Hacker News new | ask | show | jobs
by garrettr_ 3308 days ago
A quick look at the source code shows the generate_key() function [0] to be insecure. It generates 32 random bytes (good, that's what you need for an AES-256 key), but then it uses those random bytes to sample from a distribution which only has 62 characters. This significantly reduces the security of the key, from 256 bits of entropy to ~190 bits (log2(62^32)). And that would be in the best case, if it were sampling uniformly from the distribution - it is not.
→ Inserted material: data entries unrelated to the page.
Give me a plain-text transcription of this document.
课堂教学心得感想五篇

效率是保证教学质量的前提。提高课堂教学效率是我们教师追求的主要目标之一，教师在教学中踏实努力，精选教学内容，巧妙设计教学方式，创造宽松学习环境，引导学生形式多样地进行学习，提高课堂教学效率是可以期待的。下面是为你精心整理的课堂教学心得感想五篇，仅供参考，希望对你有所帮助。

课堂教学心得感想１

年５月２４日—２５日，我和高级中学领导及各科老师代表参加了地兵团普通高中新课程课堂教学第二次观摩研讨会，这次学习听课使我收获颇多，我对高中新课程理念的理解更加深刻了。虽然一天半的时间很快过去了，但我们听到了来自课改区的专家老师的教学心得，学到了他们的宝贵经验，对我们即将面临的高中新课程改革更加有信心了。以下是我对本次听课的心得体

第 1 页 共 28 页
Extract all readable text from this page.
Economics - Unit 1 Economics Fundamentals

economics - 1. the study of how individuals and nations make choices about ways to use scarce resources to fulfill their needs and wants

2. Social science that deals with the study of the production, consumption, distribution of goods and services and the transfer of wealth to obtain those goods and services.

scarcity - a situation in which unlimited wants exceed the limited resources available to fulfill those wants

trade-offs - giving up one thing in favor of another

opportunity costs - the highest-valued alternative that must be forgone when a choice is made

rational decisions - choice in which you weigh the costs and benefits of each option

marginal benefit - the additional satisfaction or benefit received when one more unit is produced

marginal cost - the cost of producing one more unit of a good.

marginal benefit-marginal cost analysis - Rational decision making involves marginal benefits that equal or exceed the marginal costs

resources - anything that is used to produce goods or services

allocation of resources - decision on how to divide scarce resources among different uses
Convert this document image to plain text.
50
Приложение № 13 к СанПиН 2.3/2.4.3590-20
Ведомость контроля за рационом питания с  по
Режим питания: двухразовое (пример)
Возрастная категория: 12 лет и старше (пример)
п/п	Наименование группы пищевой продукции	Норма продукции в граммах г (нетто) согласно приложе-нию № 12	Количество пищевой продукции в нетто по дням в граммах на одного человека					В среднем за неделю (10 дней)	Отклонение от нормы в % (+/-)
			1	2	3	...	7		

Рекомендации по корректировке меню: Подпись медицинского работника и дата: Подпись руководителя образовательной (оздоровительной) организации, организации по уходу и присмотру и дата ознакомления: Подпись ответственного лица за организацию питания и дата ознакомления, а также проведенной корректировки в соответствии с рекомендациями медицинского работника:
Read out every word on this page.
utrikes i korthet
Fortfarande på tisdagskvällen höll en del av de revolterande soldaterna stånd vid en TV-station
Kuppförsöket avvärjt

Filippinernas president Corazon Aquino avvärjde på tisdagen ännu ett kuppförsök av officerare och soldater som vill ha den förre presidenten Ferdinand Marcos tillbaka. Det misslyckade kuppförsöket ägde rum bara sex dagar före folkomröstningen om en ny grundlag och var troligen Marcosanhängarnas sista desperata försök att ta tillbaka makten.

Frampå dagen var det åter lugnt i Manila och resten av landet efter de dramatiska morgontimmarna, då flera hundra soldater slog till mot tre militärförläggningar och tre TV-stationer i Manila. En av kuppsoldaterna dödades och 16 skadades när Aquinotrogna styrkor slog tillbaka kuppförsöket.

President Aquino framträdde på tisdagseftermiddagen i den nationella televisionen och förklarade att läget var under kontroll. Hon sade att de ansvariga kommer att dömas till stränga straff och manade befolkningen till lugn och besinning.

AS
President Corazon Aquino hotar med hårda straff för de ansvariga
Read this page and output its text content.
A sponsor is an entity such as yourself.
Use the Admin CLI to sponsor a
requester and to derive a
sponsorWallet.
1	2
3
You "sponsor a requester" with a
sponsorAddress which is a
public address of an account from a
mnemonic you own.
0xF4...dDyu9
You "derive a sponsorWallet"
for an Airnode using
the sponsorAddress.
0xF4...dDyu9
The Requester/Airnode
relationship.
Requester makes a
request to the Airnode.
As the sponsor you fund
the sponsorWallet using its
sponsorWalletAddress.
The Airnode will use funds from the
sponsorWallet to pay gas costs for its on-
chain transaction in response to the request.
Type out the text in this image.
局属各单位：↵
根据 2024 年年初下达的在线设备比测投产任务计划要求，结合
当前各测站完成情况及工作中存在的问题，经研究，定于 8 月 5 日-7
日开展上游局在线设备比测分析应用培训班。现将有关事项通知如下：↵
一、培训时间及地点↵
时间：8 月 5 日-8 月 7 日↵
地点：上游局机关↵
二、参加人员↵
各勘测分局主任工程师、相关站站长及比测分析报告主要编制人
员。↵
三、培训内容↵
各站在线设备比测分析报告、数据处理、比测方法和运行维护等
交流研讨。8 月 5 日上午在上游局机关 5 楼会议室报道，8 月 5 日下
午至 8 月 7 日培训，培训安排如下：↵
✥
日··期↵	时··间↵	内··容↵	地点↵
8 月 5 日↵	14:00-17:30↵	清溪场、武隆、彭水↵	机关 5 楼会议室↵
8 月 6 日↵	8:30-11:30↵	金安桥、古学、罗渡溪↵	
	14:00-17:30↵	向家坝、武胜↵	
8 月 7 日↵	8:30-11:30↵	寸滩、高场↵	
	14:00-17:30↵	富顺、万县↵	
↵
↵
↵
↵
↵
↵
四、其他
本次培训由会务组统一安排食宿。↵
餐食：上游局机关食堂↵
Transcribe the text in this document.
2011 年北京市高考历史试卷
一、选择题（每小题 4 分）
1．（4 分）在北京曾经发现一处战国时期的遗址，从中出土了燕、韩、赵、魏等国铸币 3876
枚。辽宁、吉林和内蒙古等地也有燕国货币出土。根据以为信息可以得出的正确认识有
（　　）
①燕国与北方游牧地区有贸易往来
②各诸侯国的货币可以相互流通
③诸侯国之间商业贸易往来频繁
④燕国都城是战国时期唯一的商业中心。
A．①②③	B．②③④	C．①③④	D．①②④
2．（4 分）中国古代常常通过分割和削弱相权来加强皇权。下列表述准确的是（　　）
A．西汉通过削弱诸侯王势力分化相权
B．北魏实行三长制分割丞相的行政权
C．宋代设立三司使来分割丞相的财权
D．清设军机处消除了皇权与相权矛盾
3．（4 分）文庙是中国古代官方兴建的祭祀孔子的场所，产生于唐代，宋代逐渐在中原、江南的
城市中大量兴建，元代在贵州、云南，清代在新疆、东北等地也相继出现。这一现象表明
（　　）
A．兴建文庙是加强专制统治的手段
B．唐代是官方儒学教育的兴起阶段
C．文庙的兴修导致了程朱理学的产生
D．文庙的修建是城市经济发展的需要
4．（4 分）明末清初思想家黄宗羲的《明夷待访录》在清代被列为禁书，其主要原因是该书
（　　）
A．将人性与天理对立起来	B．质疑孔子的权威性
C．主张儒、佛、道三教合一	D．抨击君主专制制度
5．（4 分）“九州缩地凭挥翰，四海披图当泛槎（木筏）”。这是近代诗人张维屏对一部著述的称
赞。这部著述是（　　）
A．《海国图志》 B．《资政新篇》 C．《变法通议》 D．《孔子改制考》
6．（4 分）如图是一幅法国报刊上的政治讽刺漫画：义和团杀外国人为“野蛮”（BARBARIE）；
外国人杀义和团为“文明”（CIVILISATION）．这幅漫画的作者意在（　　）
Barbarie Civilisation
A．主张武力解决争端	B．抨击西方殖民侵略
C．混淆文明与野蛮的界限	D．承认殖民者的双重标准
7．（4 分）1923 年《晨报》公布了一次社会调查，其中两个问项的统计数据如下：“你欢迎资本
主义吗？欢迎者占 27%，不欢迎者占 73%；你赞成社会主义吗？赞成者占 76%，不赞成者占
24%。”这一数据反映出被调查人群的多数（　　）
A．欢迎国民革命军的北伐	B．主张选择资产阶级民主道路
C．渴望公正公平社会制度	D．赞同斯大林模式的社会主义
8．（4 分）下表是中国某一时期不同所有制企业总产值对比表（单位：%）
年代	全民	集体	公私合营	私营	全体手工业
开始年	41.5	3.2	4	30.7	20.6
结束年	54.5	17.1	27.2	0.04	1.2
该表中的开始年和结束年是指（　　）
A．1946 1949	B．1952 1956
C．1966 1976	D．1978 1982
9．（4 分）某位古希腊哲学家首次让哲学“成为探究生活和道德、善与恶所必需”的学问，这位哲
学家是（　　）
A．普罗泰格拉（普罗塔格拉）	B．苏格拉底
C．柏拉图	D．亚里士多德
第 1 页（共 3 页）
I recommend reading Section 9.7 of Cryptography Engineering [1] to understand why choosing random elements from a set is harder than it seems. A good example of a similar bug is the nasty bug in Cryptocat's PRNG from 2013 [2].

I assume this step was done so the AES key could be included in the URL fragment, since a set of random bytes may not be url safe. I recommend feeding the random bytes of the key directly into the underlying cryptographic functions, and using a urlsafe encoding at a higher level when necessary.

Also, it appears you are using AES [3], a block cipher, but I cannot figure out what block cipher mode you are using. I'll have to dig into the CryptoJS code a little more to see what it defaults to, but I have a sinking feeling that it's ECB, which is completely insecure. Dan Boneh's Crypto I course on Coursera is a good way to learn the basics of block cipher modes.

[0]: https://github.com/jes/hardbin/blob/c77c2d7eb93586e0e009ea4b... [1]: https://www.amazon.com/Cryptography-Engineering-Principles-P... [2]: https://nakedsecurity.sophos.com/2013/07/09/anatomy-of-a-pse... [3]: https://github.com/jes/hardbin/blob/c77c2d7eb93586e0e009ea4b...

2 comments

I'm aware it's only 190 bits of keyspace. I mentioned this in my blog post[0], and would in fact be more likely to decrease it than increase it, in order to make the URLs shorter. I don't think it's a problem, but am interested in being proven wrong.

It's using CBC mode.

[0] http://incoherency.co.uk/blog/stories/hardbin.html

EDIT:

> And that would be in the best case, if it were sampling uniformly from the distribution - it is not.

Can you please point out how it's not? It's intended to sample uniformly. It would be non-uniform if it were "randombytes[i] % alphabet.length".

EDIT2:

I see now how it's non-uniform. 256 values in randombytes doesn't map 1:1 onto 62 values in alphabet. I will fix this tonight, thanks for pointing it out.

> I'm aware it's only 190 bits of keyspace. I mentioned this in my blog post[0], and would in fact be more likely to decrease it than increase it, in order to make the URLs shorter. I don't think it's a problem, but am interested in being proven wrong.

I understand that you're trying to balance the tradeoff between security and usability here, which is tricky. If quantum computers are part of your threat model, remember that Grover's algorithm provides a quadratic speedup for brute-forcing a symmetric key, so 2^190 would become 2^95 against a quantum adversary. Personally I prefer the margin of safety provided by using a full-strength 256-bit key :)

> It's using CBC mode.

Phew! That would've been truly catastrophic.

CBC mode isn't exactly a saving grace here, since it's unauthenticated.
The code and data are shipped together out of IPFS. If you don't trust the data, you don't trust the code anyway, so it makes no difference whether the data is authenticated.
First, read this: https://tonyarcieri.com/all-the-crypto-code-youve-ever-writt...

Second, what is the threat model where you trust IPFS but still need to encrypt client-side? Unauthenticated CBC mode totally defeats the point of encryption, but encryption totally defeats the point of trusting IPFS.

Why not just-- crazy idea!-- use authenticated encryption even if you trust IPFS?

I don't think you understand IPFS.

If you trust your IPFS node, you know that you're retrieving the correct content. You still don't want others to be able to read it.

EDIT: (Since HN won't let me reply to you): There is no mode of operation in which it's safe to use Hardbin without trusting the messages you're receiving, authenticated encryption or not.

Since the code and the data are both served out of IPFS at the same time, checking the message integrity is pointless. If somebody controlled the IPFS node you're using and wanted to do something malicious, they could more easily just add some code to ship the decryption key off to a remote server than perform an attack on the unauthenticated encryption.

You mean truly catastrophic if it was codebook?
> to understand why choosing random elements from a set is harder than it seems

There is no sample from a set problem involved, just convert b256 -> b62, there is a correct way to do this.